Salah satu komitmen
penting yang selalu saya jaga baik-baik adalah..... (aduhhh.. sebenernya malu,
tapi gemes pengen nulis :P) selama masa-masa SMA ini akan berusaha menjaga
hati, jangan sampai naksir ataupun jatuh hati pada laki-laki manapun. Konyol
dan sangat absurd, memang (:p). Tapi saya punya alasan untuk itu, saya merasa
urusan-urusan sekolah dan beberapa hal tentang hidup yang baru saya ketahui
saja sudah cukup menyita waktu dan perhatian saya, jadi untuk masalah hati saya
abaikan dulu. Itu hanya akan membuat semuanya bertambah sulit.

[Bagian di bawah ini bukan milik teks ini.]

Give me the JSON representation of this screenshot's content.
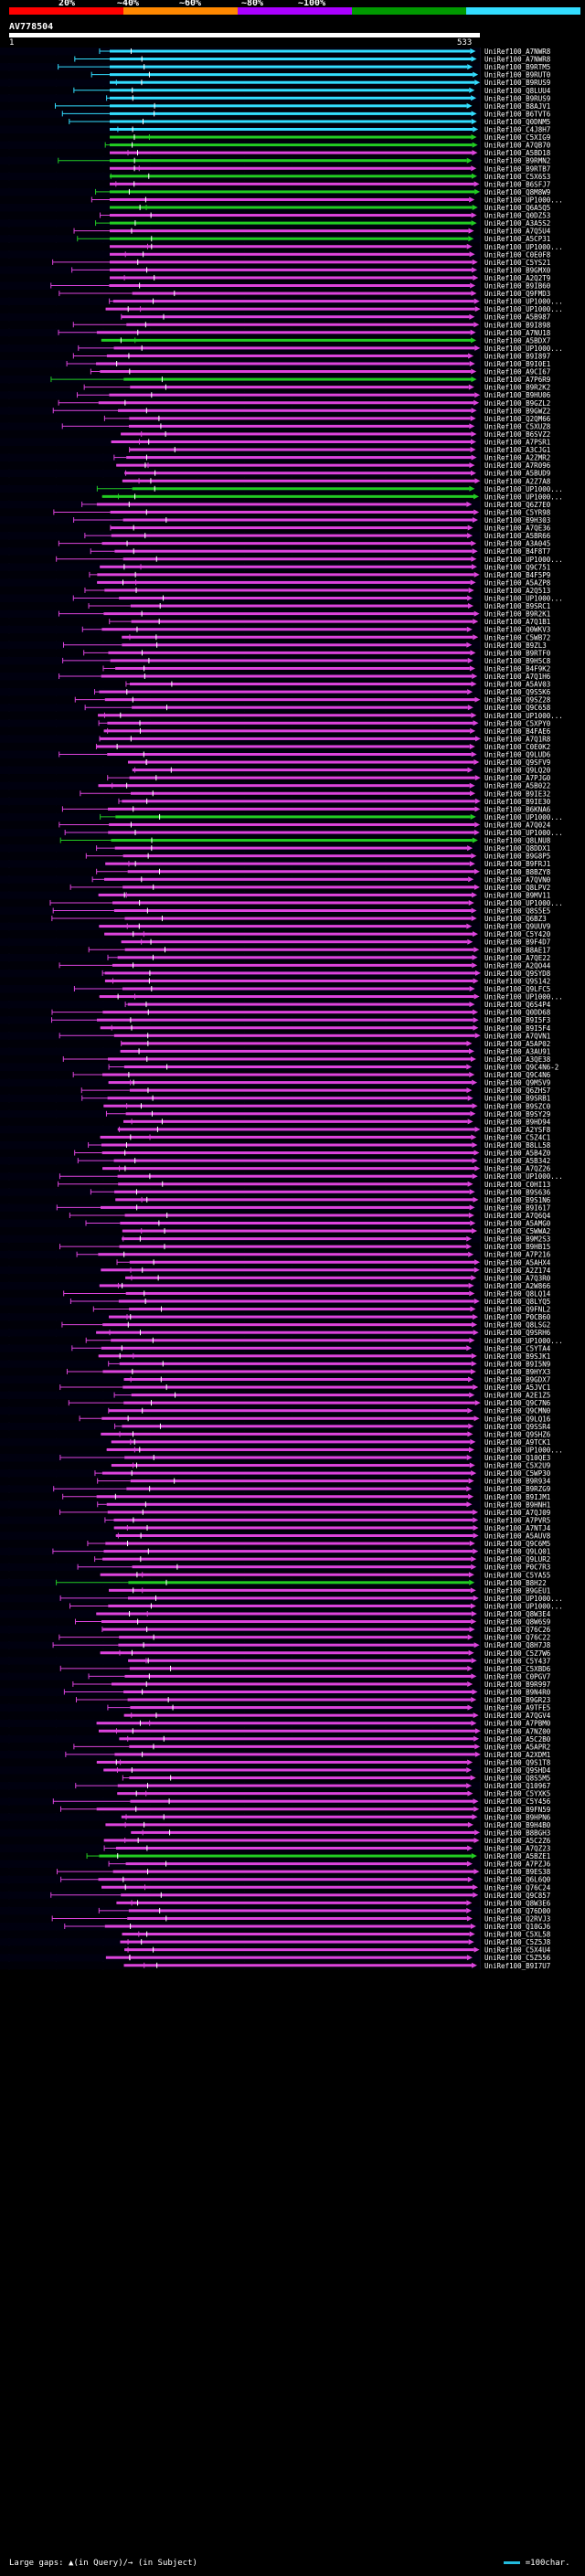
{
  "colorbar": {
    "labels": [
      "20%",
      "~40%",
      "~60%",
      "~80%",
      "~100%"
    ],
    "colors": [
      "#ff0000",
      "#ff8800",
      "#aa00ff",
      "#009900",
      "#33ddff"
    ]
  },
  "query": {
    "name": "AV778504",
    "start": "1",
    "end": "533"
  },
  "hits": [
    "UniRef100_A7NWR8",
    "UniRef100_A7NWR8",
    "UniRef100_B9RTM5",
    "UniRef100_B9RUT0",
    "UniRef100_B9RUS9",
    "UniRef100_Q8LUU4",
    "UniRef100_B9RUS9",
    "UniRef100_B8AJV1",
    "UniRef100_B6TVT6",
    "UniRef100_Q0DNM5",
    "UniRef100_C4J8H7",
    "UniRef100_C5XIG9",
    "UniRef100_A7QB70",
    "UniRef100_A5BD18",
    "UniRef100_B9RMN2",
    "UniRef100_B9RTB7",
    "UniRef100_C5X6S3",
    "UniRef100_B6SFJ7",
    "UniRef100_Q8M8W9",
    "UniRef100_UP1000...",
    "UniRef100_Q6A5Q5",
    "UniRef100_Q0DZ53",
    "UniRef100_A3A5S2",
    "UniRef100_A7Q5U4",
    "UniRef100_A5CP31",
    "UniRef100_UP1000...",
    "UniRef100_C0E0F8",
    "UniRef100_C5YS21",
    "UniRef100_B9GMX0",
    "UniRef100_A2Q2T9",
    "UniRef100_B9IB60",
    "UniRef100_Q9FMD3",
    "UniRef100_UP1000...",
    "UniRef100_UP1000...",
    "UniRef100_A5B987",
    "UniRef100_B9I898",
    "UniRef100_A7NU18",
    "UniRef100_A5BDX7",
    "UniRef100_UP1000...",
    "UniRef100_B9I897",
    "UniRef100_B9I0E1",
    "UniRef100_A9CI67",
    "UniRef100_A7P6R9",
    "UniRef100_B9R2K2",
    "UniRef100_B9HU06",
    "UniRef100_B9GZL2",
    "UniRef100_B9GWZ2",
    "UniRef100_Q2QM66",
    "UniRef100_C5XUZ8",
    "UniRef100_B6SVZ2",
    "UniRef100_A7PSR1",
    "UniRef100_A3CJG1",
    "UniRef100_A2ZMR2",
    "UniRef100_A7R096",
    "UniRef100_A5BUD9",
    "UniRef100_A2Z7A8",
    "UniRef100_UP1000...",
    "UniRef100_UP1000...",
    "UniRef100_Q6Z7E0",
    "UniRef100_C5YR98",
    "UniRef100_B9H303",
    "UniRef100_A7QE36",
    "UniRef100_A5BR66",
    "UniRef100_A3A045",
    "UniRef100_B4F8T7",
    "UniRef100_UP1000...",
    "UniRef100_Q9C751",
    "UniRef100_B4F5P9",
    "UniRef100_A5AZP8",
    "UniRef100_A2Q513",
    "UniRef100_UP1000...",
    "UniRef100_B9SRC1",
    "UniRef100_B9R2K1",
    "UniRef100_A7Q1B1",
    "UniRef100_Q0WKV3",
    "UniRef100_C5WB72",
    "UniRef100_B9ZL3",
    "UniRef100_B9RTF0",
    "UniRef100_B9H5C8",
    "UniRef100_B4F9K2",
    "UniRef100_A7Q1H6",
    "UniRef100_A5AV03",
    "UniRef100_Q9S5K6",
    "UniRef100_Q9SZ28",
    "UniRef100_Q9C658",
    "UniRef100_UP1000...",
    "UniRef100_C5XPY0",
    "UniRef100_B4FAE6",
    "UniRef100_A7Q1R8",
    "UniRef100_C0E0K2",
    "UniRef100_Q9LUD6",
    "UniRef100_Q9SFV9",
    "UniRef100_Q9LQ20",
    "UniRef100_A7PJG0",
    "UniRef100_A5B022",
    "UniRef100_B9IE32",
    "UniRef100_B9IE30",
    "UniRef100_B6KNA6",
    "UniRef100_UP1000...",
    "UniRef100_A7Q024",
    "UniRef100_UP1000...",
    "UniRef100_Q8LNU8",
    "UniRef100_Q8DDX1",
    "UniRef100_B9G8P5",
    "UniRef100_B9FRJ1",
    "UniRef100_B8BZY8",
    "UniRef100_A7QVN0",
    "UniRef100_Q8LPV2",
    "UniRef100_B9MV11",
    "UniRef100_UP1000...",
    "UniRef100_Q8S5E5",
    "UniRef100_Q6BZ3",
    "UniRef100_Q9UUV9",
    "UniRef100_C5Y420",
    "UniRef100_B9F4D7",
    "UniRef100_B8AE17",
    "UniRef100_A7QE22",
    "UniRef100_A2QO44",
    "UniRef100_Q9SYD8",
    "UniRef100_Q9S142",
    "UniRef100_Q9LFC5",
    "UniRef100_UP1000...",
    "UniRef100_Q6S4P4",
    "UniRef100_Q0DD68",
    "UniRef100_B9I5F3",
    "UniRef100_B9I5F4",
    "UniRef100_A7QVN1",
    "UniRef100_A5AP02",
    "UniRef100_A3AU91",
    "UniRef100_A3QE38",
    "UniRef100_Q9C4N6-2",
    "UniRef100_Q9C4N6",
    "UniRef100_Q9M5V9",
    "UniRef100_Q6ZHS7",
    "UniRef100_B9SRB1",
    "UniRef100_B9SZC0",
    "UniRef100_B9SY29",
    "UniRef100_B9HD94",
    "UniRef100_A2YSF8",
    "UniRef100_C5Z4C1",
    "UniRef100_B8LL58",
    "UniRef100_A5B4Z0",
    "UniRef100_A5B342",
    "UniRef100_A7QZ26",
    "UniRef100_UP1000...",
    "UniRef100_C0HI13",
    "UniRef100_B9S636",
    "UniRef100_B9S1N6",
    "UniRef100_B9I617",
    "UniRef100_A7Q6Q4",
    "UniRef100_A5AMG0",
    "UniRef100_C5WWA2",
    "UniRef100_B9M2S3",
    "UniRef100_B9HB15",
    "UniRef100_A7P216",
    "UniRef100_A5AHX4",
    "UniRef100_A2Z174",
    "UniRef100_A7Q3R0",
    "UniRef100_A2W866",
    "UniRef100_Q8LQ14",
    "UniRef100_Q8LYQ5",
    "UniRef100_Q9FNL2",
    "UniRef100_P0CB60",
    "UniRef100_Q8LSG2",
    "UniRef100_Q9SRH6",
    "UniRef100_UP1000...",
    "UniRef100_C5YTA4",
    "UniRef100_B9SJK1",
    "UniRef100_B9I5N9",
    "UniRef100_B9HYX3",
    "UniRef100_B9GDX7",
    "UniRef100_A5JVC1",
    "UniRef100_A2E1Z5",
    "UniRef100_Q9C7N6",
    "UniRef100_Q9CMN0",
    "UniRef100_Q9LQ16",
    "UniRef100_Q9SSR4",
    "UniRef100_Q9SHZ6",
    "UniRef100_A9TCK1",
    "UniRef100_UP1000...",
    "UniRef100_Q10QE3",
    "UniRef100_C5X2U9",
    "UniRef100_C5WP30",
    "UniRef100_B9R934",
    "UniRef100_B9RZG9",
    "UniRef100_B9IJM1",
    "UniRef100_B9HNH1",
    "UniRef100_A7QJ09",
    "UniRef100_A7PVR5",
    "UniRef100_A7NTJ4",
    "UniRef100_A5AUV8",
    "UniRef100_Q9C6M5",
    "UniRef100_Q9LQ01",
    "UniRef100_Q9LUR2",
    "UniRef100_P0C7R3",
    "UniRef100_C5YA55",
    "UniRef100_B8H22",
    "UniRef100_B9GEU1",
    "UniRef100_UP1000...",
    "UniRef100_UP1000...",
    "UniRef100_Q8W3E4",
    "UniRef100_Q8W6S9",
    "UniRef100_Q76C26",
    "UniRef100_Q76C22",
    "UniRef100_Q8H7J8",
    "UniRef100_C5Z7W6",
    "UniRef100_C5Y437",
    "UniRef100_C5XBD6",
    "UniRef100_C0PGV7",
    "UniRef100_B9R997",
    "UniRef100_B9N4R0",
    "UniRef100_B9GR23",
    "UniRef100_A9TFE5",
    "UniRef100_A7QGV4",
    "UniRef100_A7PBM0",
    "UniRef100_A7NZ00",
    "UniRef100_A5C2B0",
    "UniRef100_A5APR2",
    "UniRef100_A2XDM1",
    "UniRef100_Q9S1T8",
    "UniRef100_Q9SHD4",
    "UniRef100_Q8S5M5",
    "UniRef100_Q10967",
    "UniRef100_C5YXK5",
    "UniRef100_C5Y456",
    "UniRef100_B9FN59",
    "UniRef100_B9HPN6",
    "UniRef100_B9H4B0",
    "UniRef100_B8BGH3",
    "UniRef100_A5C2Z6",
    "UniRef100_A7QZ23",
    "UniRef100_A5BZE1",
    "UniRef100_A7PZJ6",
    "UniRef100_B9ES38",
    "UniRef100_Q6L6Q0",
    "UniRef100_Q76C24",
    "UniRef100_Q9C857",
    "UniRef100_Q8W3E6",
    "UniRef100_Q76D00",
    "UniRef100_Q2RVJ3",
    "UniRef100_Q10GJ6",
    "UniRef100_C5XL58",
    "UniRef100_C5Z5J8",
    "UniRef100_C5X4U4",
    "UniRef100_C5Z556",
    "UniRef100_B9I7U7"
  ],
  "footer": {
    "gaps_text": "Large gaps: ▲(in Query)/→ (in Subject)",
    "scale_text": "=100char."
  }
}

Entah kapan tepatnya ini berawal, seseorang dengan lancang memasuki hati saya.
Awalnya saya anggap
itu sebagai rasa simpati yang wajar terhaadap seorang teman. Dia baik, sebagai
seorang laki-laki dia cukup tampan, agamanya bagus, saat melantunkan ayat-ayat
al-qur'an-tak bisa dipungkiri-itu sangat indah, dan... ehmm.. sudah cukup sampai
disitu saya rinci hal-hal positif tentang dia.
Ketika sesuatu mulai
berbisik, "aku suka dia" saya tepis jauh-jauh tiga kata itu. Saya
anggap itu sebuah sugesti yang menyesatkan.
Rasanya cukup lama
saya mengalami proses penyangkalan terhadap perasaan yang tidak diharapkan ini.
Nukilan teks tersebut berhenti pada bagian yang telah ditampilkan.